Was waren die Gründe für eine Ablehnung der Allgemeinverbindlicheit des ausgehandelten Tarifvertrags von Ver.di und BVAP?
Tatsächlich hat sich die Arbeitsrechtliche Kommission die Entscheidung nicht leicht gemacht und den Entschluss nicht einstimmig gefasst. Es gibt verschiedene Argumente im Zusammenhang mit der Allgemeinverbindlichkeit des Tarifvertrags für die Pflege - sowohl dafür wie auch dagegen. Das Argument der Solidarität ist tatsächlich ein starkes für die Allgemeinverbindlichkeit und es ist nicht von der Hand zu weisen, dass es uns als Caritas gut zu Gesicht gestanden hätte. Aber die arbeitsrechtliche Kommission hat den anderen Argumenten folgend anders entschieden. Denn die jetzt von Ver.di und anderen Aktivisten als Allheilmittel gepriesene Allgemeinverbindlichkeit eines Tarifwerks lässt viele wichtige Aspekte im System Pflege außer Acht und eine dringend notwendige Reform wäre politisch auf die lange Bank geschoben worden. Darin muss die Refinanzierung grundsätzlich geklärt werden, damit die höheren Personalkosten nicht einseitig zu Lasten der Pflegebedürftigen gehen.

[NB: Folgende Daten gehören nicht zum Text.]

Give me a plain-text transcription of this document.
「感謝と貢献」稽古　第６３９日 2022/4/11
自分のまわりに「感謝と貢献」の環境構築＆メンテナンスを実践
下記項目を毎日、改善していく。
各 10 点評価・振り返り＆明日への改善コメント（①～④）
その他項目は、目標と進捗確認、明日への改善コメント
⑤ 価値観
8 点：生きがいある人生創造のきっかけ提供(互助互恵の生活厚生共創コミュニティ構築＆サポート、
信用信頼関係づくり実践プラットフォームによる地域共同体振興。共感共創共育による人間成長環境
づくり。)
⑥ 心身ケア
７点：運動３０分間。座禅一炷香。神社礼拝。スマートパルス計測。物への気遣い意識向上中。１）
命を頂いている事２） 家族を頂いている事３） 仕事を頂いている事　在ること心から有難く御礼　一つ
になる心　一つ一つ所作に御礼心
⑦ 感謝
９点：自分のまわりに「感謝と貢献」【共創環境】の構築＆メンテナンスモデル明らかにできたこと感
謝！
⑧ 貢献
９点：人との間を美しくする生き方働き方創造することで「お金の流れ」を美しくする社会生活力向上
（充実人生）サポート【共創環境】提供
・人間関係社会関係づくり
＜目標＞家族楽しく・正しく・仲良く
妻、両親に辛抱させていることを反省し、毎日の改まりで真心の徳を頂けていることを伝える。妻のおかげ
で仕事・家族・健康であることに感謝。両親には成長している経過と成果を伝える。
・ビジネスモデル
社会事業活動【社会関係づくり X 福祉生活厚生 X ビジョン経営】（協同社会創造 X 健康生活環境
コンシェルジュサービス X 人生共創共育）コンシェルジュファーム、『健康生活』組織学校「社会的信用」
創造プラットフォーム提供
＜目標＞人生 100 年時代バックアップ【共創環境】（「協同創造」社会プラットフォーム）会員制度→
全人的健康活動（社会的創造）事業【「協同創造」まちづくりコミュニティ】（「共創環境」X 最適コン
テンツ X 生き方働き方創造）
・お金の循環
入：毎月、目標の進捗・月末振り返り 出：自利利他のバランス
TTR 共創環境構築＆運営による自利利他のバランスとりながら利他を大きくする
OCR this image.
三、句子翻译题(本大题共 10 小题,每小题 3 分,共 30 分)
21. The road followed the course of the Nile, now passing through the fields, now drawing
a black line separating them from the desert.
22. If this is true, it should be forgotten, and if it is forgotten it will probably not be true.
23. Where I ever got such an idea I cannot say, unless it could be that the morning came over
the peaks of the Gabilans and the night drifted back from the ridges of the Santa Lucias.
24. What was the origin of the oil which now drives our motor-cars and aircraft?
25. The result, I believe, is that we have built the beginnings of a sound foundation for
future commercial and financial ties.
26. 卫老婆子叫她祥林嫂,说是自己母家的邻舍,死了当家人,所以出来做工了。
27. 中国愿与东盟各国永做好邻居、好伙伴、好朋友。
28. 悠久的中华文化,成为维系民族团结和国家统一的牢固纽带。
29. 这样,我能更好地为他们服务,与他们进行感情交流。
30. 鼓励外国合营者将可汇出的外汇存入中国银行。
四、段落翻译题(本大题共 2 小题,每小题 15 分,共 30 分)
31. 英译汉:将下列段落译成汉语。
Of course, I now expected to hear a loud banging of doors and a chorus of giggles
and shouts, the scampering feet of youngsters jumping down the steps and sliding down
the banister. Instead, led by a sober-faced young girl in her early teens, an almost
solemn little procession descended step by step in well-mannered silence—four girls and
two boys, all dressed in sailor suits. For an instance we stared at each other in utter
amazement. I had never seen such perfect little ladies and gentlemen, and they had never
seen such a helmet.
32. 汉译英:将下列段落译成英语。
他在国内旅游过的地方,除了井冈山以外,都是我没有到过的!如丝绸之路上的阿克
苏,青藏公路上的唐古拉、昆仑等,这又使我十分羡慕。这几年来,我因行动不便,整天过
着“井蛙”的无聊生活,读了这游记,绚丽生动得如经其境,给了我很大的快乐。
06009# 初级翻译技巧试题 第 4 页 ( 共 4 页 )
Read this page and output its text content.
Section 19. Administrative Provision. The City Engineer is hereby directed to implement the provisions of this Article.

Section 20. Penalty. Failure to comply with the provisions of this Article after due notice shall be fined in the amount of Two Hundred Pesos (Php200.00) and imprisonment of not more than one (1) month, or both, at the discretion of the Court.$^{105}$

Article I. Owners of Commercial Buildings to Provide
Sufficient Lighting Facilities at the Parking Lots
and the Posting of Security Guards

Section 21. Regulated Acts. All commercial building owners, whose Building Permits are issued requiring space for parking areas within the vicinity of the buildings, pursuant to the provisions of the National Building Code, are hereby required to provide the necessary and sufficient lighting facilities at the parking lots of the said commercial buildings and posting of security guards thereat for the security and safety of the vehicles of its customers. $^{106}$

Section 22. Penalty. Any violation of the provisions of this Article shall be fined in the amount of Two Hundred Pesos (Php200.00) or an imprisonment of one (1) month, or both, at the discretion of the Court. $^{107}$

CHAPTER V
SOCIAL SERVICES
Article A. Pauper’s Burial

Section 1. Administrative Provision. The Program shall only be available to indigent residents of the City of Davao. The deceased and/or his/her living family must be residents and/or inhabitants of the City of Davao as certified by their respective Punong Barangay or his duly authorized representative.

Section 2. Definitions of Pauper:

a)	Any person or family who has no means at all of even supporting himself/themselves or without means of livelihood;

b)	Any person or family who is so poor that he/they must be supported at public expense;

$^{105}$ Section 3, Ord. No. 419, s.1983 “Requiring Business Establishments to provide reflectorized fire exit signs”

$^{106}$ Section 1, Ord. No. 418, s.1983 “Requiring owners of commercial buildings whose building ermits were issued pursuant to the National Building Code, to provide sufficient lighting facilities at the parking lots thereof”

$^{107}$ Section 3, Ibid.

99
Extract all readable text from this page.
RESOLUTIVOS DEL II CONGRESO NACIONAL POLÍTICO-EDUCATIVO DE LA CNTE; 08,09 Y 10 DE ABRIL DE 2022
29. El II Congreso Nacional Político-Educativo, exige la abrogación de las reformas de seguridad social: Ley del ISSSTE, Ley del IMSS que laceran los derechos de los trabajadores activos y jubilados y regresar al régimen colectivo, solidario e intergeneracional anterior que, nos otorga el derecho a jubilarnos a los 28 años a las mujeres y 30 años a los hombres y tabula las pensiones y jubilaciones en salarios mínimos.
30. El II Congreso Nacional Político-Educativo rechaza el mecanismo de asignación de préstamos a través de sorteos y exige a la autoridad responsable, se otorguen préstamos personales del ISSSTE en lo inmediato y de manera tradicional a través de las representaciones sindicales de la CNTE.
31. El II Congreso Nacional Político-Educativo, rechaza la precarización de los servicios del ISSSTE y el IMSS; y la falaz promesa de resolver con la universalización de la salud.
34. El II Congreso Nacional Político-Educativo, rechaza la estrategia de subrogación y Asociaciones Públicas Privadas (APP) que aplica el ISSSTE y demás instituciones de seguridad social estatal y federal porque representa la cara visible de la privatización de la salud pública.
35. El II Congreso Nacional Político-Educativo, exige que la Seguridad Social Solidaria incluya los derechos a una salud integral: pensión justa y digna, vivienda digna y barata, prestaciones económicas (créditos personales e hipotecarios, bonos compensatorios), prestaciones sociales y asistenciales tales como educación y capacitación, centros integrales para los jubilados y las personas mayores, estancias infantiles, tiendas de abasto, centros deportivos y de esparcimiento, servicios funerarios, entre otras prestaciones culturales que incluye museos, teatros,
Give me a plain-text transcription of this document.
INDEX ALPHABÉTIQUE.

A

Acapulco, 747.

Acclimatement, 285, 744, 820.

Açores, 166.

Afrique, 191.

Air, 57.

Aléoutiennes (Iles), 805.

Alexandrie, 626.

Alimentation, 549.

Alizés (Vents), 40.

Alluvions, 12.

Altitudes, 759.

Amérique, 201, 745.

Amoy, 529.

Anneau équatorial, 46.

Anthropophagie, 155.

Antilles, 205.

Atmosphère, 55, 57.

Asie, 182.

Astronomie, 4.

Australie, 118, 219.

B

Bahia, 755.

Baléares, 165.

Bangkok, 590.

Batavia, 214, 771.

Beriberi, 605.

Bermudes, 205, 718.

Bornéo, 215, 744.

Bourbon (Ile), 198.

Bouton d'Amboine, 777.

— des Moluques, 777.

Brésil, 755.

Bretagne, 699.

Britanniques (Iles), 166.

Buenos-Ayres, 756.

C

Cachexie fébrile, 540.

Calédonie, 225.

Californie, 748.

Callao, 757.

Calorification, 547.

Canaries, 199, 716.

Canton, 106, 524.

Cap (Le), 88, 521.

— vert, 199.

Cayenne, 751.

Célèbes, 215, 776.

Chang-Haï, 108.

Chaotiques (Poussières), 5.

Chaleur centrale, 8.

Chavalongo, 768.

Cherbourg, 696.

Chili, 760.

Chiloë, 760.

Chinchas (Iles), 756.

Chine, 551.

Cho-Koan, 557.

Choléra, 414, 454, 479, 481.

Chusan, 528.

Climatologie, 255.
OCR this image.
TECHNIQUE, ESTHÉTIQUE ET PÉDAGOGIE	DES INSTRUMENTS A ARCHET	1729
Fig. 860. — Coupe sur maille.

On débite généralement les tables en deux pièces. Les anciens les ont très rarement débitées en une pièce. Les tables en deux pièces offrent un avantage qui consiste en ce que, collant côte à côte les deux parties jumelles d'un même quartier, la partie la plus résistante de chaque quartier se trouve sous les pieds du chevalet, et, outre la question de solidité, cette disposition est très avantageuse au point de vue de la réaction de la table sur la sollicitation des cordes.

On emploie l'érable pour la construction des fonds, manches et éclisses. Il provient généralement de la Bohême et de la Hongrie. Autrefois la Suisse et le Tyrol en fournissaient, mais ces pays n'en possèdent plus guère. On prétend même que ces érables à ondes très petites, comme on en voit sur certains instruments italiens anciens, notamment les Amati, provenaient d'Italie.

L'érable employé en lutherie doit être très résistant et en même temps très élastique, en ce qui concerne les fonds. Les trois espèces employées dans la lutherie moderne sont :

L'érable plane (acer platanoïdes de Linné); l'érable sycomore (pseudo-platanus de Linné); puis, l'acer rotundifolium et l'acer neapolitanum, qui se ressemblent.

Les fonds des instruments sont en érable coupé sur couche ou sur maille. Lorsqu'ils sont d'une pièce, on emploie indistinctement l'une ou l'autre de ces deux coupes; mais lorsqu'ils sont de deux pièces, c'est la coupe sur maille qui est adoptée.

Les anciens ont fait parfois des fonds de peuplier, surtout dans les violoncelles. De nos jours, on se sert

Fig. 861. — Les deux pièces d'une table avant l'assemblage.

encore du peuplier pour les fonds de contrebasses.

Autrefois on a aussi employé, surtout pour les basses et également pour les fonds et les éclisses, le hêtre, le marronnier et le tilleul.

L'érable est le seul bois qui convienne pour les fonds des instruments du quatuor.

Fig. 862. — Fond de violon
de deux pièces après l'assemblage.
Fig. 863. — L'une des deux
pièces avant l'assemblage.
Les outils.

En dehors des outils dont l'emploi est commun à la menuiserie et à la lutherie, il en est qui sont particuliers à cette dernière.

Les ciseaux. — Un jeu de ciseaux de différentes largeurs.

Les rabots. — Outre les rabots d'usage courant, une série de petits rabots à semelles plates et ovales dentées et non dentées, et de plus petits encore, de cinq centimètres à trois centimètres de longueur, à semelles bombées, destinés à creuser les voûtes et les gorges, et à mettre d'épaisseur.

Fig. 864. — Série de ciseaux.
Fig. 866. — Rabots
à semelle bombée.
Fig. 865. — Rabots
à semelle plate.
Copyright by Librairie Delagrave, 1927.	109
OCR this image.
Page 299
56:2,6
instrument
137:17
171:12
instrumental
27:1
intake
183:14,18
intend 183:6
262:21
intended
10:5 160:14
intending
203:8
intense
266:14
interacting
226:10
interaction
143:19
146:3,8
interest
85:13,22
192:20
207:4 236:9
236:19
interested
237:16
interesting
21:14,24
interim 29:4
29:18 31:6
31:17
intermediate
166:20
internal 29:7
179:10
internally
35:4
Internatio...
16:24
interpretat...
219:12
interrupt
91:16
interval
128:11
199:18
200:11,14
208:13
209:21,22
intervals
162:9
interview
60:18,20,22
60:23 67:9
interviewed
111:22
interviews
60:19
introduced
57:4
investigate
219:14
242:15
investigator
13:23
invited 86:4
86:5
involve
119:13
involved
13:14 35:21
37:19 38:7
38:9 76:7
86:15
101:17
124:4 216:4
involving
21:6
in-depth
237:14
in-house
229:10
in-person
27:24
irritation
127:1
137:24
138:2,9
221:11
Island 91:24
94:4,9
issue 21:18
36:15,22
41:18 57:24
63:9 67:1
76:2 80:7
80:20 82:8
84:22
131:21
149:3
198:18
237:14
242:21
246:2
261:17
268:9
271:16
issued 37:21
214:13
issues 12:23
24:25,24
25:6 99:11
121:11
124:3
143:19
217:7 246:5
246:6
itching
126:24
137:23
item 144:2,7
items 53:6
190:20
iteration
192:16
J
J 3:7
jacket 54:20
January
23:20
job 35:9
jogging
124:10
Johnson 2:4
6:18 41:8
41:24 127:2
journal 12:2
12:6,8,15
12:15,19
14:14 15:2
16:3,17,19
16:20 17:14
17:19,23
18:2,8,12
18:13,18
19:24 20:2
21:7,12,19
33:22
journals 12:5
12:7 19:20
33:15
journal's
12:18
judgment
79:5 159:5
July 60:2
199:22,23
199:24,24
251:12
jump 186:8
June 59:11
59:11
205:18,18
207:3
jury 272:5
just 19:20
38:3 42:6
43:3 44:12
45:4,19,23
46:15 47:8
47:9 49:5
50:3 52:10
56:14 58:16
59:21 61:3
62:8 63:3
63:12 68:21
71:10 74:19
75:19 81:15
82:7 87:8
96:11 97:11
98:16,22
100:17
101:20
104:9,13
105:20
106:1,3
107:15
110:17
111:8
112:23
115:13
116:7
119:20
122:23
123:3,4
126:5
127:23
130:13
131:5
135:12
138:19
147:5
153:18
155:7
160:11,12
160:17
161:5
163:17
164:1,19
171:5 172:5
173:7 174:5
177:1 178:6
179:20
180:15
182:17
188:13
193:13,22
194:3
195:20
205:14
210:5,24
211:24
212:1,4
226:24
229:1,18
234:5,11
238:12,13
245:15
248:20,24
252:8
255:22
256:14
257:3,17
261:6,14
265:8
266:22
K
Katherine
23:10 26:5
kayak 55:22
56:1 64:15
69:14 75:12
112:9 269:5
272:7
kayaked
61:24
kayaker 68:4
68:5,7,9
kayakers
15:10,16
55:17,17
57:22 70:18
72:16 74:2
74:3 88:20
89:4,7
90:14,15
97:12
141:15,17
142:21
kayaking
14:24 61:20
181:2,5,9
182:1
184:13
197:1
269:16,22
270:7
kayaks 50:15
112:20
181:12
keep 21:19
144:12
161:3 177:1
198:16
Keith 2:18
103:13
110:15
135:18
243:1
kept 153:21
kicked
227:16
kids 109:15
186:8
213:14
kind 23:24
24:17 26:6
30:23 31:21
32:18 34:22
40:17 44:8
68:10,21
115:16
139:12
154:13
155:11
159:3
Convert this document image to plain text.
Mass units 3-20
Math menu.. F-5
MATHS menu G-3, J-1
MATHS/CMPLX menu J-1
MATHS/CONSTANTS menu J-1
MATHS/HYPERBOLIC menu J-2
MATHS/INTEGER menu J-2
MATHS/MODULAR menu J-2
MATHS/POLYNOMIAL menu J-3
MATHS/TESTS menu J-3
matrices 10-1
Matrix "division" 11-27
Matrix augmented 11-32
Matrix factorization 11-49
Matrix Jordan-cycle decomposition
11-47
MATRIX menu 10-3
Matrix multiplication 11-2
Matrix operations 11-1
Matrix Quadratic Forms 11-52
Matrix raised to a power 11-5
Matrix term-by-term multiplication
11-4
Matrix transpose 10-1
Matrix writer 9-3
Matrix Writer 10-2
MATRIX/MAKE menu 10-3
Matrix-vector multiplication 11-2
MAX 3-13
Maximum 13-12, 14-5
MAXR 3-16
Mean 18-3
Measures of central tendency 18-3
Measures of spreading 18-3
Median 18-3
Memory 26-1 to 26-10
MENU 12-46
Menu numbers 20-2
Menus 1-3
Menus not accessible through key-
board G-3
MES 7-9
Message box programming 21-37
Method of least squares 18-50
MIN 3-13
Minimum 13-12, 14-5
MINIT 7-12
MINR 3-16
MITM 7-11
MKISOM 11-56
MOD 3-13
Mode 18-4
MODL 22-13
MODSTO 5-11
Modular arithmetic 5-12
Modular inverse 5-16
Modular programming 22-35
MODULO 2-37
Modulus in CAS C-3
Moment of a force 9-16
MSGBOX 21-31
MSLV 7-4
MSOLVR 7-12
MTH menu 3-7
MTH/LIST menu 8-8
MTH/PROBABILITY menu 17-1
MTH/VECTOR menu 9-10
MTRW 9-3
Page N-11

Hinzu kommt die nicht unbegründete Befürchtung, dass mittelfristig das deutlich über dem ausgehandelten Niveau liegende Lohngefüge der Caritas von den Kostenträgern auf Dauer nicht mehr refinanziert würde. Tatsächlich sichern die derzeitigen gesetzlichen Rahmenbedingungen unser höheres Lohnniveau derzeit ab. Aber der Blick in die Vergangenheit zeigt: Das muss nicht so bleiben, insbesondere, wenn es einen bundesweit geltenden Tarifvertrag gibt, der deutlich schlechter ist als das, was wir als Caritas bezahlen. Gerade vor dem Hintergrund klammer Kassen der Versicherungen und Kommunen könnte es künftig heißen: Wir finanzieren nur noch den allgemeinverbindlichen Tarif. Dann könnte unser Lohnniveau schon unter Druck geraten.
Und ein weiteres Argument, auf das Caritas und Diakonie dem Vernehmen nach schon im Vorfeld die Vertragsparteien hingewiesen hat, kann angeführt werden: Der ausgehandelte Tarifvertrag weist für das betreffende Personal Lücken auf. Zwar hätte sich das Lohniveau grundsätzlich für alle erhöht, aber andere wichtige Regelungen, die die Rahmenbedingungen der Pflege verbessert hätten, wie z.B. Überstundenregelung, Nachtzuschläge, geregelte Arbeitszeit oder eine betriebliche Altersvorsorge finden sich dort nicht.
Weshalb ist die Caritas jetzt so in der Kritik, wo sie doch höhere Löhne zahlt?
Diese Frage ist durchaus berechtigt. Es verwundert schon, dass die Gewerkschaft genau diejenigen angeht, die schon lange bessere Löhne zahlen als das, was Ver.di jetzt als großen Wurf verkündet. Hinzu kommt: die Tarifautonomie ist ein hohes Gut und ein politischer Eingriff über eine Allgemeinverbindlichkeit immer nur eine Ersatzlösung, wenn eine Einigung nicht auf anderem Weg geschehen kann. Deshalb muss sich Ver.di schon fragen lassen, warum das bisher nicht gelungen ist. Und noch eins: Wir haben noch nichts davon gehört, dass der Tarifvertrag, der nun allgemeinverbindlich erklärt werden sollte, wenigstens für die 70.000 Mitarbeitenden der beiden ursprünglichen Tarifparteien gilt. Das wäre ja auch schon ein Erfolg für Ver.di.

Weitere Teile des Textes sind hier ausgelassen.